Tuesday, September 7, 2010

British Medical Breakthroughs 2010

The Royal Mail issued 6 stamps featuring British medical breakthroughs on 16 September 2010. They are:

1st Class: This stamp shows the inferior anterolateral view (left side) of the heart and its major blood vessels, with a an electrocardiograph in the foreground. It commemorates heart-regulating beta-blockers synthesized by Sir James Black (1962). Beta blockers are used for various indications, but particularly for the management of cardiac arrhythmias, cardioprotection after myocardial infarction (heart attack), and hypertension. Propranolol was the first clinically useful beta adrenergic receptor antagonist. Developed by Sir James W. Black in the late 1950s, it revolutionized the medical management of angina pectoris and is considered to be one of the most important contributions to clinical medicine and pharmacology of the 20th century. Sir James Black was awarded the Nobel Prize in Medicine in 1988 for this work.

58p: The image is that of a petri dish culture of penicillium notatum now known as penicillum chrysogenum; the central circular area described by the white ring illlustrates the antibiotic properties of of the mold. The discovery of penicillin, extracted from this mold, is attributed to Scottish scientist and Nobel laureate Alexander Fleming in 1928 He showed that, if penicillium notatum was grown in the appropriate substrate, it would exude a substance with antibiotic properties, which he dubbed penicillin. This serendipitous observation began the modern era of antibiotic discovery

60p: The stamp shows a coloured X-ray of the pelvis, with hip replacement, of a woman. Sir John Charnley began his research into hip replacement in 1949 as an orthopedic surgeon in Wrightington Hospital. While suffering many setbacks during its development Charnley finally performed the first successful hip replacement operation in 1962. This subsequently became a gold standard treatment and has remained the most successful surgical and radiological procedure up to the present day.

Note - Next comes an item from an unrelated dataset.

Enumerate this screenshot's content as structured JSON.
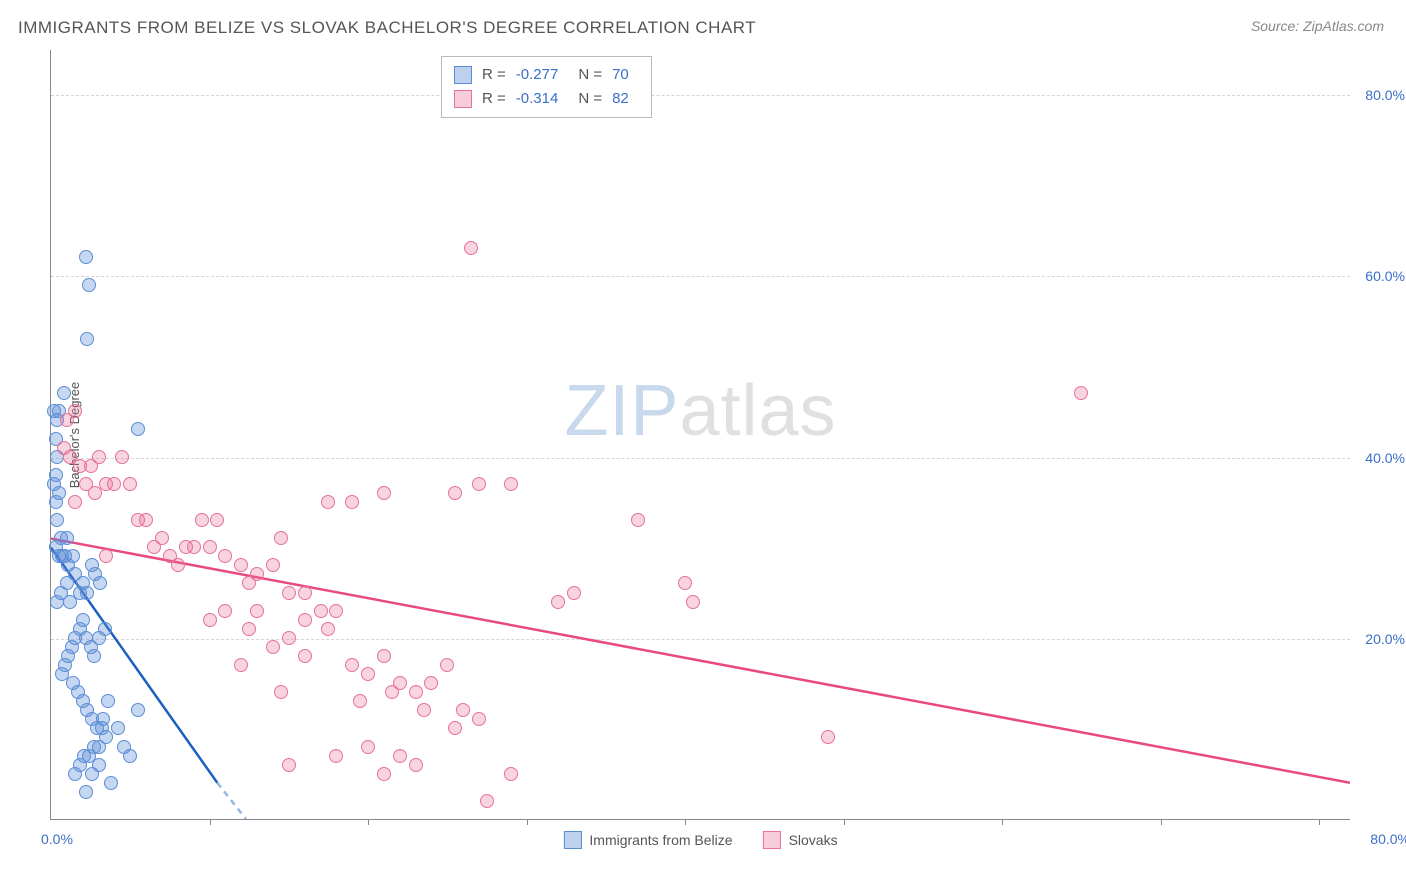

67p: This stamp features the intraocular lens, an artificial implanted lens placed in the eye surgically. Whilst working with Royal Air Force casualties during World War II, Sir Harold Ridley noticed that when splinters of perspex from aircraft cockpit canopies became lodged in the eyes of wounded pilots, they did not trigger rejection, leading him to propose the use of artificial lenses in the eye to correct cases of cataracts. He had a lens manufactured using an identical plastic - Perspex CQ made by ICI - and on 29 November 1949 at St Thomas’ Hospital, achieved the first implant of an intraocular lens, thus pioneering artificial lens implant surgery.

88p: The stamp shows the coloured transmission electron micrograph of a section through a misshapen red blood cell infected with a malaria parasite. In 1897, Ronald Ross discovered the presence of the malarial parasite within the Anopheles mosquito, He initially called them dapple-wings and following the hypothesis of Sir Patrick Manson that the agent that causes malaria was spread by the mosquito, he was able to find the malaria parasite in a mosquito that he artificially fed on a malaria patient. Later using birds that were sick with malaria, he was able to ascertain the entire life cycle of the malarial parasite, including its presence in the mosquito’s salivary glands. He demonstrated that malaria is transmitted from infected birds to healthy ones by the bite of a mosquito, a finding that suggested the disease’s mode of transmission to humans. Today, scientists are still looking for an effective way to combat malaria.

97p: This shows a coloured computed tomography (CT) scan of an axial section through a patient’s abdomen showing a false aneurysm (red) due to chronic pancreatitis. While on an outing in the country, Hounsfield came up with the idea that one could determine what was inside a box by taking X-ray readings at all angles around the object. Hounsfield built a prototype head scanner and tested it first on a preserved human brain, then on a fresh cow brain from a butcher shop, and later on himself. In September 1971, CT scanning was introduced into medical practice with a successful scan on a cerebral cyst patient at Atkinson Morley Hospital in Wimbledon, London. And thus computed tomography scanner was invented.